Unter der Leitung des Sonderbeauftragten für Afghanistan und Pakistan, Botschafter Michael Steiner, haben die am Afghanistan-Engagement beteiligten Ministerien im Dezember 2010 einen Fortschrittsbericht und jetzt im Juli einen Zwischenbericht  zur Lage in Afghanistan vorgelegt, um das Parlament und auch die Öffentlichkeit zu informieren.

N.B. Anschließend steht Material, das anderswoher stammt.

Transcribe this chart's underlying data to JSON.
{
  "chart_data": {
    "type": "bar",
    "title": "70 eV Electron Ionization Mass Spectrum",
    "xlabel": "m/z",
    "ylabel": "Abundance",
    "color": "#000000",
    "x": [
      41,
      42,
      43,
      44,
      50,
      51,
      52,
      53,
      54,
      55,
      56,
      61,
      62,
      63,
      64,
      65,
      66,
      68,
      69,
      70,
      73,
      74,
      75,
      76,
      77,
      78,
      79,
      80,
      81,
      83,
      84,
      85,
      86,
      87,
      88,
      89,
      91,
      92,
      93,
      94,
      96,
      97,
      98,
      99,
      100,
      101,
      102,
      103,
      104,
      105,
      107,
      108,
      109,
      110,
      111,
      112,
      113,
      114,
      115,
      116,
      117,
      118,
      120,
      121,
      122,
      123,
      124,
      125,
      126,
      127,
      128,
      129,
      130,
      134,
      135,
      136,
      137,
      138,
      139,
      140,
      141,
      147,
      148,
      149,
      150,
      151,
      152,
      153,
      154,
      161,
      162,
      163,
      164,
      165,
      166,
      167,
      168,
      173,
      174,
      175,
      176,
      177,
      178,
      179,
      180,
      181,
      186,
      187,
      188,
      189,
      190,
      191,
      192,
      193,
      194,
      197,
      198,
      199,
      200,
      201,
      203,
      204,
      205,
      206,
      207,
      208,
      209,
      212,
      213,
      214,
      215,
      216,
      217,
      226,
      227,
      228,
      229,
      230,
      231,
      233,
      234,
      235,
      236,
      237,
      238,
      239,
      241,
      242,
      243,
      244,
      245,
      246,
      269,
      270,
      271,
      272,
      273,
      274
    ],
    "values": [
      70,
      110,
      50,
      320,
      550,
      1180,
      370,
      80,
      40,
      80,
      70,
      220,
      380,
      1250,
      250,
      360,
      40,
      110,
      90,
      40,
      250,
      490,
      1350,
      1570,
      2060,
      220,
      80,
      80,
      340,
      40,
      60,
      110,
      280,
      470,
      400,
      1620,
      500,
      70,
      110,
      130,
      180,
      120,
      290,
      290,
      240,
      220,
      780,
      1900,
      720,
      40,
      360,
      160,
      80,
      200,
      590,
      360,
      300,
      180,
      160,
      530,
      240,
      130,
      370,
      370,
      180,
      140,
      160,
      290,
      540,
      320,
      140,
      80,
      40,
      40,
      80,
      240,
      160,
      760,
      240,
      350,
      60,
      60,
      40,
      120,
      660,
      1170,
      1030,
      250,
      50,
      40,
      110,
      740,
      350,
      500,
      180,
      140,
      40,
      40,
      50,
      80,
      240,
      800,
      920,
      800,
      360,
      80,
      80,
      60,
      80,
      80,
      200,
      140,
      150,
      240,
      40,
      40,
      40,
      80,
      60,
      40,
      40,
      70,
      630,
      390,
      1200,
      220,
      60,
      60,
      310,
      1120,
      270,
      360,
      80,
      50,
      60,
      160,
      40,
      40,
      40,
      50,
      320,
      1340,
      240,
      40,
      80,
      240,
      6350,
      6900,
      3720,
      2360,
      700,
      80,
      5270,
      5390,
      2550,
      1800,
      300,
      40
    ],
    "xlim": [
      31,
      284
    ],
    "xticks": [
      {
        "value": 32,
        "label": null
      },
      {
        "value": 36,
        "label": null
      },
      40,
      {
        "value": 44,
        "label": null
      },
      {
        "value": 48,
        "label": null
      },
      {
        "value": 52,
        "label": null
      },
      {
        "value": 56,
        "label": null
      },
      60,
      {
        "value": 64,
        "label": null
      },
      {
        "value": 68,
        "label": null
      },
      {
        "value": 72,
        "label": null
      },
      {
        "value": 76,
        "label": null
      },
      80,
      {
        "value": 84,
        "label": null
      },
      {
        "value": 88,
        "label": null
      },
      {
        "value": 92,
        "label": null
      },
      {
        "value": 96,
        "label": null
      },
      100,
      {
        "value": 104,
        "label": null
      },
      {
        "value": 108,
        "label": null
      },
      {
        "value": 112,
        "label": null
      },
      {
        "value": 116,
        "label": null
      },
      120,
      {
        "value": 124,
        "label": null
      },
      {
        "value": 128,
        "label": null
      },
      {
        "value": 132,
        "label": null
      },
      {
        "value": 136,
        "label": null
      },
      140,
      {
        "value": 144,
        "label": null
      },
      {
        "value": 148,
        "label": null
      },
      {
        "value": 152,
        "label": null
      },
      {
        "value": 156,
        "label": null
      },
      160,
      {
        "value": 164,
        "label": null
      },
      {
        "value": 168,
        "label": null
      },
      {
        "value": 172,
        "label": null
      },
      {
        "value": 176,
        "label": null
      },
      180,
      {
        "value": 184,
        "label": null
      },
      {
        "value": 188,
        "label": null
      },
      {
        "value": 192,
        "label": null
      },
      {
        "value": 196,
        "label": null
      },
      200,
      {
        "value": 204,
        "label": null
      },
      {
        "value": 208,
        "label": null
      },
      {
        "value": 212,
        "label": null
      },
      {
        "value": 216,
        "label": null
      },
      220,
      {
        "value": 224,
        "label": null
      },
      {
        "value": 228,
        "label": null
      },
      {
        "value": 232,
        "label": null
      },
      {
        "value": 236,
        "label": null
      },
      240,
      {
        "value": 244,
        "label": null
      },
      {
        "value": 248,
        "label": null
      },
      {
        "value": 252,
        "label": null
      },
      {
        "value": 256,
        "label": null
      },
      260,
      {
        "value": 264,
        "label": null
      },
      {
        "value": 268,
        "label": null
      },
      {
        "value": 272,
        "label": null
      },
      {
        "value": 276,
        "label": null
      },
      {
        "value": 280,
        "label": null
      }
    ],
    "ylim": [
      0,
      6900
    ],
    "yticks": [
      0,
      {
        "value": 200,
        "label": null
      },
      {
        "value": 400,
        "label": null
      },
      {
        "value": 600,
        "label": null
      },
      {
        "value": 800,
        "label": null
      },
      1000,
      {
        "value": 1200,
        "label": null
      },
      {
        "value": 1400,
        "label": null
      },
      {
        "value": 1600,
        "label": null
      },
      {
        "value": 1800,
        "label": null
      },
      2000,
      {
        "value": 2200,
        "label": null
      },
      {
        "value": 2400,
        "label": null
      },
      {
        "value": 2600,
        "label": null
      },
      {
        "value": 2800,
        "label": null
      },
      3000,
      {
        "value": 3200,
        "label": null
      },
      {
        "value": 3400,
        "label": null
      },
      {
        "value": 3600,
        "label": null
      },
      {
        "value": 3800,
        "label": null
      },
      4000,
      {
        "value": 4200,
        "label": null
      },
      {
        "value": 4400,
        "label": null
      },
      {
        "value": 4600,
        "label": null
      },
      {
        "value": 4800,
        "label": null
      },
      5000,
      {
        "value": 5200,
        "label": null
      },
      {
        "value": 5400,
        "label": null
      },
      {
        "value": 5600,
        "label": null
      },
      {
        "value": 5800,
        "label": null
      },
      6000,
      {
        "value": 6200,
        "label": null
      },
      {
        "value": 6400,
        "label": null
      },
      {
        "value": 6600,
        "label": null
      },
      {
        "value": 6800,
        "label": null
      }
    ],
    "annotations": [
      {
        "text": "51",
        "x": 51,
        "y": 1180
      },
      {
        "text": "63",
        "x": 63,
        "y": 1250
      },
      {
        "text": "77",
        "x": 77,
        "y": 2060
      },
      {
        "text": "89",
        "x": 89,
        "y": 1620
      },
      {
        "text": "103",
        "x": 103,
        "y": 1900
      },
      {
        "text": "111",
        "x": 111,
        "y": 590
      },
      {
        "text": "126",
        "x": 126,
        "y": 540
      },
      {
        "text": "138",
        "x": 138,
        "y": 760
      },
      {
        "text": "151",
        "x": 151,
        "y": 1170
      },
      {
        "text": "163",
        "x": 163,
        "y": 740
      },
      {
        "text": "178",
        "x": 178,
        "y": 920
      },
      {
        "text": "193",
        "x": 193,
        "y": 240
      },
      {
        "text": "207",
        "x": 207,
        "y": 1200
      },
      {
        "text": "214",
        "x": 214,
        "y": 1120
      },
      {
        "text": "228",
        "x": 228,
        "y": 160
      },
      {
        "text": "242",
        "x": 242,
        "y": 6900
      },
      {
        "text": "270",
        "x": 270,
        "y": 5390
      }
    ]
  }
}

Diesem Zwischenbericht zur Folge sind Afghanistan, Deutschland und die internationale Staatengemeinschaft mit vielen Schwierigkeiten und trotz schwerer Rückschläge in den  drei zentralen Aufgabengebieten, Sicherheit, Regierungsführung und Entwicklung, so vorangekommen, dass die Ãœbergabe der Sicherheitsverantwortung nun tatsächlich im Juli 2011 beginnen soll, mit dem Ziel, diesen Prozess bis Ende 2014 abgeschlossen zu haben.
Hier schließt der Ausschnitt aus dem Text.